The domestikos tōn scholōn was assisted by two officers called topotērētēs (τοποτηρητής, lit. "placeholder", "lieutenant"), who each commanded half of the unit, a chartoularios (χαρτουλάριος, "secretary") and the proexēmos or proximos (head messenger). The tagma was further divided into smaller units (banda, sing. bandon) commanded by a komēs (κόμης [τῶν σχολῶν], "Count [of the Schools]"). In the late 10th century, there were 30 such banda, of unknown size. Each komēs commanded 5 junior domestikoi, the equivalent of regular army kentarchoi ("centurions"). There were also 40 standard-bearers (bandophoroi), who were grouped in four different categories. In the scholai, these were: protiktores (προτίκτορες, "protectors", deriving from the older protectores), eutychophoroi (εὐτυχοφόροι, "carriers of eutychia"; here eutychia is a corruption of ptychia, images of Fortune and Victory), skēptrophoroi ("bearers of sceptres", i.e. staves with images on top) and axiōmatikoi ("officers"). (Note: For a list of the attested subaltern officers of the scholai in the 8th–10th centuries, cf. )

The kandidatoi are still mentioned in the 10th-century work De Ceremoniis, but the title had become nothing more than a palace dignity, fulfilling a purely ceremonial role and entirely separate from the tagma of the scholai.

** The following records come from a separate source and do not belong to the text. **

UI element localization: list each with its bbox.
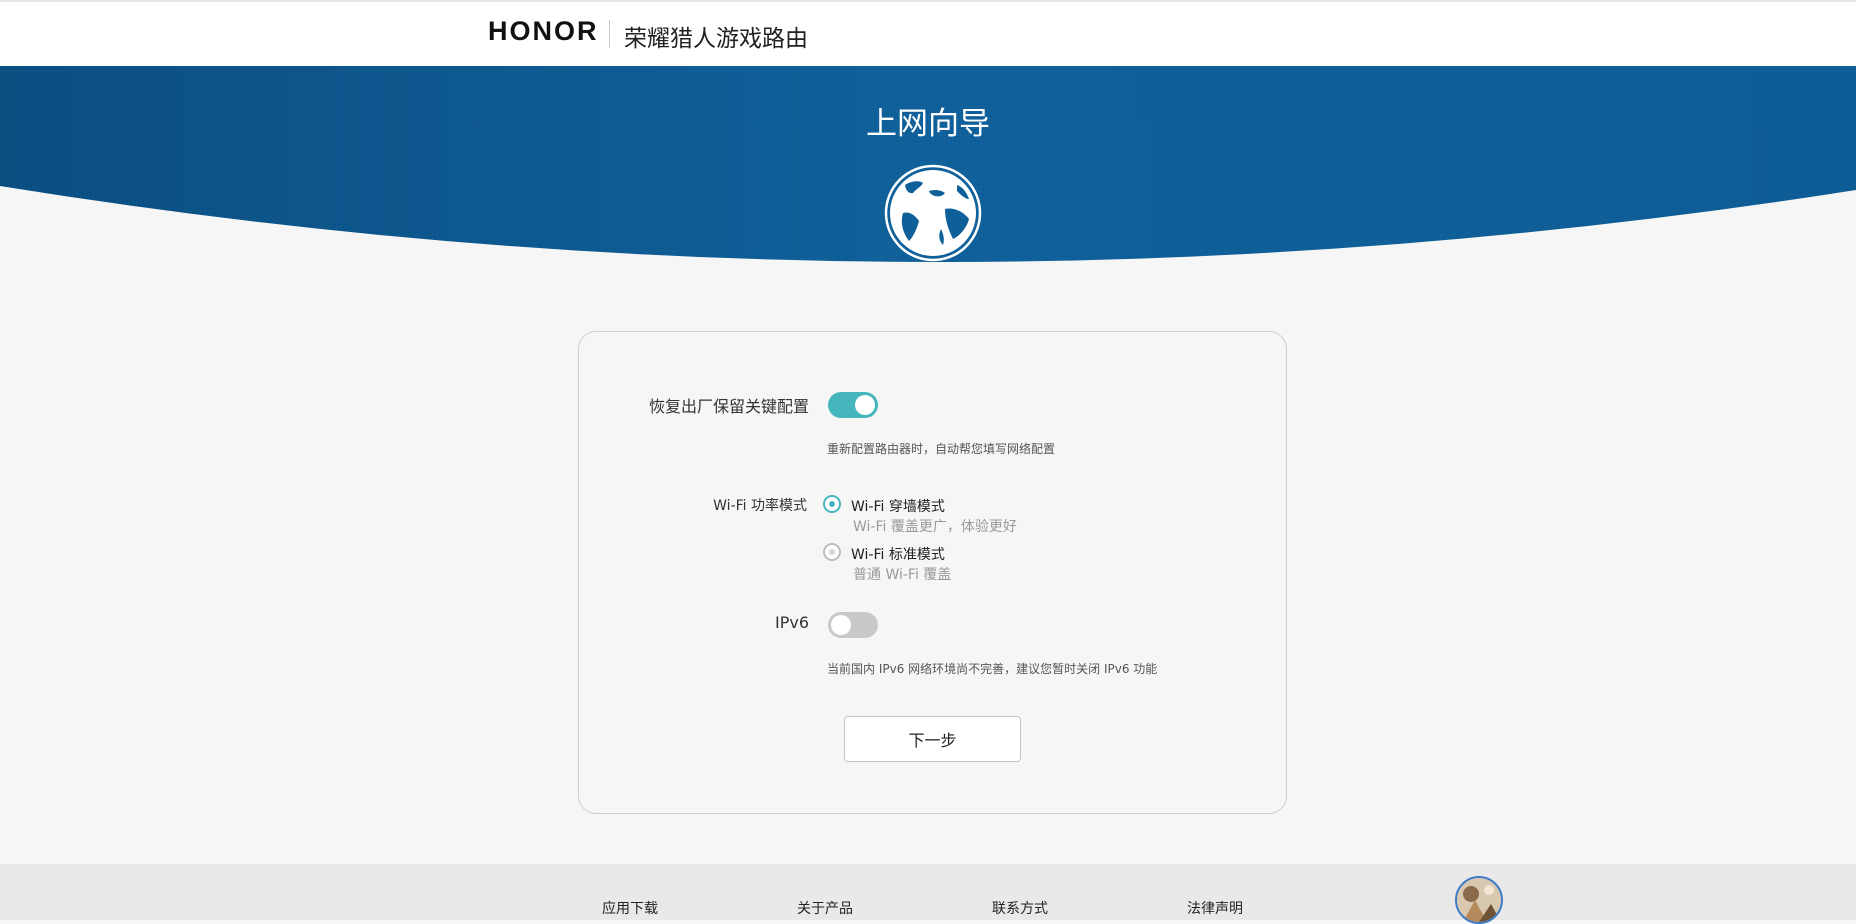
product-name: 荣耀猎人游戏路由 [624, 26, 808, 52]
toggle-knob [831, 615, 851, 635]
wifi-standard-mode-subtitle: 普通 Wi-Fi 覆盖 [853, 567, 952, 583]
wifi-wall-mode-radio[interactable] [823, 495, 841, 513]
toggle-knob [855, 395, 875, 415]
ipv6-toggle[interactable] [828, 612, 878, 638]
wifi-wall-mode-title[interactable]: Wi-Fi 穿墙模式 [851, 496, 945, 516]
restore-label: 恢复出厂保留关键配置 [648, 397, 809, 416]
footer: 应用下载 关于产品 联系方式 法律声明 [0, 864, 1856, 924]
brand-divider [609, 20, 610, 48]
footer-link-app-download[interactable]: 应用下载 [602, 898, 658, 918]
wifi-wall-mode-subtitle: Wi-Fi 覆盖更广，体验更好 [853, 519, 1017, 535]
footer-link-contact[interactable]: 联系方式 [992, 898, 1048, 918]
ipv6-hint: 当前国内 IPv6 网络环境尚不完善，建议您暂时关闭 IPv6 功能 [827, 662, 1158, 676]
honor-logo: HONOR [488, 16, 599, 46]
ipv6-label: IPv6 [774, 613, 809, 632]
footer-link-about-product[interactable]: 关于产品 [797, 898, 853, 918]
wizard-title: 上网向导 [866, 106, 990, 142]
restore-hint: 重新配置路由器时，自动帮您填写网络配置 [827, 442, 1056, 456]
wifi-mode-label: Wi-Fi 功率模式 [713, 498, 807, 514]
restore-toggle[interactable] [828, 392, 878, 418]
footer-link-legal[interactable]: 法律声明 [1187, 898, 1243, 918]
next-step-button[interactable]: 下一步 [844, 716, 1021, 762]
top-bar: HONOR 荣耀猎人游戏路由 [0, 0, 1856, 66]
avatar[interactable] [1455, 876, 1503, 924]
globe-icon [883, 163, 983, 263]
wifi-standard-mode-title[interactable]: Wi-Fi 标准模式 [851, 544, 945, 564]
settings-card: 恢复出厂保留关键配置 重新配置路由器时，自动帮您填写网络配置 Wi-Fi 功率模… [578, 331, 1287, 814]
wifi-standard-mode-radio[interactable] [823, 543, 841, 561]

The regiment of the scholai is attested for the last time in 1068/9, under Emperor Romanos IV Diogenes, in combat around Aleppo.

==9th-10th centuries: the schola among the Franks==

This Roman tradition was also revived among the Franks during the reign of Charlemagne, who named his elite royal guards schola, based on the scholae palatinae. This tradition remained alive during the Carolingian period, but afterwards it fell out of use, and the term disappeared from Frankish military terminology.